O longa-metragem, exibido no quarto dia do Festival de Gramado de 2020, é uma coprodução da Globo Filmes com outros braços das corporação, como o Canal Brasil e a Globo News. Um filme que utiliza do vasto acervo da empresa para ilustrar o trabalho de acompanhamento da cineasta pelas comemorações dos 70 anos de Alcione. Rio de Janeiro, São Luís e Lisboa. Territorialmente, a cantora não encontrou barreiras alfandegárias para o seu êxito como artista. Musicalmente, também não. Foi caloura do programa “A Grande Chance”, de Flávio Cavalcante, cantora de um bar na zona sul carioca e um dos maiores nomes do samba. Seu pai, professor e maestro, aprimorou seu dom com a teoria musical. As divas do jazz norte-americanas deram novas perspectivas ao uso da voz por Alcione. O mercado fonográfico, a princípio, viu nela uma aposta para competir com Beth Carvalho e Clara Nunes na venda de discos.
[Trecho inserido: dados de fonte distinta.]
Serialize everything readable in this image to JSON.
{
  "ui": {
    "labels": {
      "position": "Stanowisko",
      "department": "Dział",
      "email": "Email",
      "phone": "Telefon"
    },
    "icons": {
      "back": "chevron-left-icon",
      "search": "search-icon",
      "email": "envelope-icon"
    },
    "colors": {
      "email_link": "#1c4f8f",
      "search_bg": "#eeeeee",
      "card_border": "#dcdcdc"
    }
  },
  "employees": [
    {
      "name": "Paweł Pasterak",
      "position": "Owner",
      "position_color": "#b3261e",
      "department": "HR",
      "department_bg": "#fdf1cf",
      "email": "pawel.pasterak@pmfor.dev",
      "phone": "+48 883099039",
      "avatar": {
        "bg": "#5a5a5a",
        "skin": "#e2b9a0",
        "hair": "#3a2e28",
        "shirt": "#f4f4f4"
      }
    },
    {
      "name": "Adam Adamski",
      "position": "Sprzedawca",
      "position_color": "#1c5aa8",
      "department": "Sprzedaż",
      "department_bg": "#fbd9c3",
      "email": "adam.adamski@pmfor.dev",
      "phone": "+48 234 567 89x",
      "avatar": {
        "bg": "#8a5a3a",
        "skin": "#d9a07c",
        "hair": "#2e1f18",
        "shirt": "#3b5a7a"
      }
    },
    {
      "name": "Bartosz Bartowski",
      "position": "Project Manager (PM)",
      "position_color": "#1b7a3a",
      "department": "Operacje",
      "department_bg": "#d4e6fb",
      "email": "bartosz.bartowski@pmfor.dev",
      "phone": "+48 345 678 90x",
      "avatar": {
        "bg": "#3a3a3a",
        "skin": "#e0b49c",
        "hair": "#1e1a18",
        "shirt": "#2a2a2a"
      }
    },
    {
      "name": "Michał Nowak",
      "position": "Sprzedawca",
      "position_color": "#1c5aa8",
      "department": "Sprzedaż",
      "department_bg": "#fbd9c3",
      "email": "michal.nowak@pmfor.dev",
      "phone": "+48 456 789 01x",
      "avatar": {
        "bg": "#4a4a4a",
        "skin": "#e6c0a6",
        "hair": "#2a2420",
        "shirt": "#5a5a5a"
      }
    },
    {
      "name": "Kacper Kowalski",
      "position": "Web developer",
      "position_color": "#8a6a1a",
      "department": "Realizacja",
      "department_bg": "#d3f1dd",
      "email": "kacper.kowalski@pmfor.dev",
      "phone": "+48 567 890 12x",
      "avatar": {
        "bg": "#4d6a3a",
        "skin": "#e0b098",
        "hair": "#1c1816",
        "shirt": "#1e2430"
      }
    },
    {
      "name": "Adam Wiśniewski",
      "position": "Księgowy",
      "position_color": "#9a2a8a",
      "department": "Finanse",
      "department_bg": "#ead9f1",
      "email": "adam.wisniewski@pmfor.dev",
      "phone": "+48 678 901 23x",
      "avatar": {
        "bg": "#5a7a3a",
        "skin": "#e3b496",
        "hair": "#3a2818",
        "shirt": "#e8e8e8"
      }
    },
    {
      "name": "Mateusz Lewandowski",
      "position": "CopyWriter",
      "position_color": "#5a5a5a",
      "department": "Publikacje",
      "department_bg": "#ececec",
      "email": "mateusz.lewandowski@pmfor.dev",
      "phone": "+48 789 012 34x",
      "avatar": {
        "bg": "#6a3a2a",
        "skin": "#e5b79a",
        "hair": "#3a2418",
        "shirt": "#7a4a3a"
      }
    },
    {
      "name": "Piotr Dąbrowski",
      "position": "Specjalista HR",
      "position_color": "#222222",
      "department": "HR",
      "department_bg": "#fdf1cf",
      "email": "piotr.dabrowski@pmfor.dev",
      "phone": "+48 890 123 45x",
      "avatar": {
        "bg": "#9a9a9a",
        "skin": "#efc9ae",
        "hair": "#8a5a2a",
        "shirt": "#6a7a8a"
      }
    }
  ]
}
E Alcione vendeu, milhões.
“O Samba é Primo do Jazz“, apesar de centralizar na figura da biografada as atenções (as cenas em Portugal, que abrem o filme, por sinal, dão à Alcione o poder de conduzir o próprio filme), não se utiliza de exaltações numéricas. Bastaria uma simples pesquisa para quem deseja saber o poder da cantora na indústria. Nunca esteve em baixa em quase cinquenta anos de carreira e teve duas ondas ainda maiores de sucesso: na década de 1980, quando chegou a comandar na Globo um programa chamado “Alerta Geral” (e o filme nos brinca com encontros de Caetano Veloso com Dorival Caymmi e de Beth Carvalho com João Nogueira) e outro, no início dos anos 2000. Ou seja, ela esteve presente nos lares brasileiros no auge da venda de LPs e na febre dos DVDs musicais. Deste segundo período, “A Loba” tem um espaço reservado – e bem colocado pelo documentário.
Só que, ao mesmo tempo que Alcione é essa fortaleza de sucessos – construídos com liberdade artística para transitar do samba para as músicas românticas, o pagode e qualquer estilo que ela queira cantar, a diva tem, como outra característica, o respeito às suas origens – que ela carregou ao longo dos 70 anos de vida. Conhecida por sua vaidade e por sempre primar por uma presença no palco impecável, Alcione tem a simplicidade de uma brasileira que, mesmo com o mundo ao alcance das mãos, quer ter o melhor para os seus – e que eles estejam sempre por perto. No amor pelo Maranhão e na relação com suas irmãs, a cineasta consegue captar as diversas maneiras de ser Alcione. Ao abrir espaço em um show para Maria Bethânia, ela cuida de todo o sincretismo religioso que lhe atravessa a alma – e que também atravessa a alma deste país.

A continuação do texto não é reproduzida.